L’incertitude est devenue la caractéristique marquante de notre époque. Définie comme l’absence d’information au sujet d’un phénomène donné, elle est anxiogène : on ne sait pas à quoi s’attendre demain – perte d’emploi, maladie, accident, guerre, etc. et nous nous sentons donc désemparés. La crainte principale liée à l’incertitude, en effet, est celle de la perte de contrôle, quand on est soumis aux événements et qu’on ne peut plus rien prévoir ni planifier.
Mais cette crainte repose sur une croyance qui est que seule la prédiction permet de contrôler.
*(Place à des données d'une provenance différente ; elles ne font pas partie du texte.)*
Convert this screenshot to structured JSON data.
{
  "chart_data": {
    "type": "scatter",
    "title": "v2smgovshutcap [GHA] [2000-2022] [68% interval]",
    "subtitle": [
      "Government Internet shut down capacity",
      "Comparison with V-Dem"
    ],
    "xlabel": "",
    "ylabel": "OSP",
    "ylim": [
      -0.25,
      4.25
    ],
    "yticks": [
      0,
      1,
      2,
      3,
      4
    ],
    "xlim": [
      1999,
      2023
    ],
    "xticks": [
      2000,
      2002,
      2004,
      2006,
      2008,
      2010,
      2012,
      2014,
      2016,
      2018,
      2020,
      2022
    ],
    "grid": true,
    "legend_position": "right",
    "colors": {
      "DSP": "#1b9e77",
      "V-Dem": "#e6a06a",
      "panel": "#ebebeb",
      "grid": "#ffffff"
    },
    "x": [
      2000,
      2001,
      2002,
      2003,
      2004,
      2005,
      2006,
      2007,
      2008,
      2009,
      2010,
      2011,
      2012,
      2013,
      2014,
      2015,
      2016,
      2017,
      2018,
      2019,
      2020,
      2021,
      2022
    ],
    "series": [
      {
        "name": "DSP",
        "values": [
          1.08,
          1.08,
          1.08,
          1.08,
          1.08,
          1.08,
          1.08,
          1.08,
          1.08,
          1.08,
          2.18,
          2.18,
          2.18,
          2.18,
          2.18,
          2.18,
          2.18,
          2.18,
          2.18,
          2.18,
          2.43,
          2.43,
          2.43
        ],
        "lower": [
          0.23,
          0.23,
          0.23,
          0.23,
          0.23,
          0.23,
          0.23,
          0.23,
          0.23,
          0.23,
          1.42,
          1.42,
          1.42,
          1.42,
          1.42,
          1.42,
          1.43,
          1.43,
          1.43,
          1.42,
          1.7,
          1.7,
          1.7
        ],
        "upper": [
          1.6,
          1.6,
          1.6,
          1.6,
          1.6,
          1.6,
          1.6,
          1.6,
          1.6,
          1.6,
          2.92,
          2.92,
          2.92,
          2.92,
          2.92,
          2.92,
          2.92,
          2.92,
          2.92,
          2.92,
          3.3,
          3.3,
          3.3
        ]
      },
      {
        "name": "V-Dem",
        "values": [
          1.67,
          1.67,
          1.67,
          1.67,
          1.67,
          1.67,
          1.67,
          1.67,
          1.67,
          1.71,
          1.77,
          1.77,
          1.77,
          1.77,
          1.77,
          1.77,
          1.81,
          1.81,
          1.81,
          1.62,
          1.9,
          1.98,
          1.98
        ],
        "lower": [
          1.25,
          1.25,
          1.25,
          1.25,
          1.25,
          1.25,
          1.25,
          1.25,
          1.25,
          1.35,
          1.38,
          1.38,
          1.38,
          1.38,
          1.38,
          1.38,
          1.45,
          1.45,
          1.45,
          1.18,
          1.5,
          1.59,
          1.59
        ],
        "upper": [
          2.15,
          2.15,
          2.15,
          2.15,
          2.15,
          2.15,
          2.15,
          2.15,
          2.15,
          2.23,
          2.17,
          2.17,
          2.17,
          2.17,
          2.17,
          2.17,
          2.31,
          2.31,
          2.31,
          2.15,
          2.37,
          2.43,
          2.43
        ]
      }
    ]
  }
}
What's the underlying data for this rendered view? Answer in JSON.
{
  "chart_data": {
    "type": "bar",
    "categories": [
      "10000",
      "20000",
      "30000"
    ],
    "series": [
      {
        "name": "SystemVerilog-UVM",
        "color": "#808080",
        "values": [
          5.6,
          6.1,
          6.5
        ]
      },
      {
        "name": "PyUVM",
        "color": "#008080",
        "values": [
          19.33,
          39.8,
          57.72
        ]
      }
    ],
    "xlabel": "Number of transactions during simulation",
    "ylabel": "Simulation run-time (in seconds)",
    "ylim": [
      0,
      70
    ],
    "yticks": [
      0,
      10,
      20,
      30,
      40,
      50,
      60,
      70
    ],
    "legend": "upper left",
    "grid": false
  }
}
C’est pour cela que plus l’incertitude est forte, plus nous renforçons notre posture prédictive. Or cette croyance est problématique à deux égards.
Premièrement, l’histoire a montré, et pas seulement ces trois dernières années, que plus la situation est incertaine, plus la prédiction est difficile. Les plus grands changements ont rarement été prédits, et les changements prédits ne se sont souvent pas produits. La prédiction ne donne donc pas le contrôle, mais l’impression – ou l’illusion – de contrôle.
Deuxièmement, cette notion de contrôle est ambiguë. Nous croyons que la prédiction permet de contrôler, mais contrôler quoi ? Quand nous utilisons la prédiction, nous supposons en effet – sans souvent avoir conscience – que le futur est déjà écrit, et que nous ne pouvons pas l’influencer. La seule possibilité est de le prédire le mieux possible et, une fois cela fait, d’en tirer parti. Si je vends des brosses à dents, j’ai besoin de « savoir » vers où va le marché des brosses à dents. Une fois cela fait, je me pose la question : comment puis-je profiter au mieux, par mes actions, de ce qui va se passer ? Ici, l’action porte donc sur les aspects prédictibles d’un futur que l’on ne peut pas contrôler.
Et pourtant, les entrepreneurs ont montré depuis longtemps qu’on peut exercer un certain degré de contrôle en incertitude. Mais sur quoi ?
Imaginez que vous soyez une startup qui vient de mettre au point un nouveau produit, par exemple une chaise en bois verte. Vous allez la présenter à un client potentiel. Celui-ci vous dit : « Génial, mais je la préférerais en rouge. » Vous avez quatre possibilités. La première, c’est de faire ce que demande le client ; c’est l’adaptation. La seconde, c’est de trouver un autre client ; c’est la segmentation. La troisième possibilité, c’est d’insister pour qu’il prenne la chaise verte ; c’est la posture visionnaire.
Il existe une quatrième possibilité qui consiste à discuter avec le client pour définir la chaise que vous pourriez créer ensemble. Après tout, le futur des chaises est incertain et ni vous ni lui ne savez de quoi l’avenir du marché est fait. L’accord consiste à définir ce qui est acceptable pour vous deux. « Que pouvons-nous faire ensemble ici et maintenant pour créer une chaise ? » Une fois la chaise réalisée, vous pouvez répéter l’exercice avec le même client, ou avec un autre. En co-créant avec une partie prenante, vous acquérez une capacité de contrôle sur le court-terme, qui vous dispense donc de prédire le long-terme. Pour avancer dans l’incertitude, il n’est plus nécessaire de prédire, il vous suffit de co-créer avec quelqu’un.
Dans une posture prédictive, nous avons vu que l’action porte donc sur les aspects prédictibles d’un futur que l’on ne peut pas contrôler. Ici, au contraire, l’action porte sur les aspects contrôlables du futur que nous n’avons donc pas besoin de prédire.
On le voit, l’incertitude n’exclut pas le contrôle. Nous ne contrôlons pas ce qui arrive, c’est le côté anxiogène, mais nous pouvons néanmoins contrôler comment tirer parti de ce qui arrive. C’est comme cela que l’incertitude peut être une source d’opportunités et d’innovation.
Et donc, face à l’incertitude, la bonne question n’est pas « que va-t-il se passer ? », mais « Face à ce qui se passe, que puis-je faire là, maintenant ? » et surtout « Avec qui puis-je le faire ? ».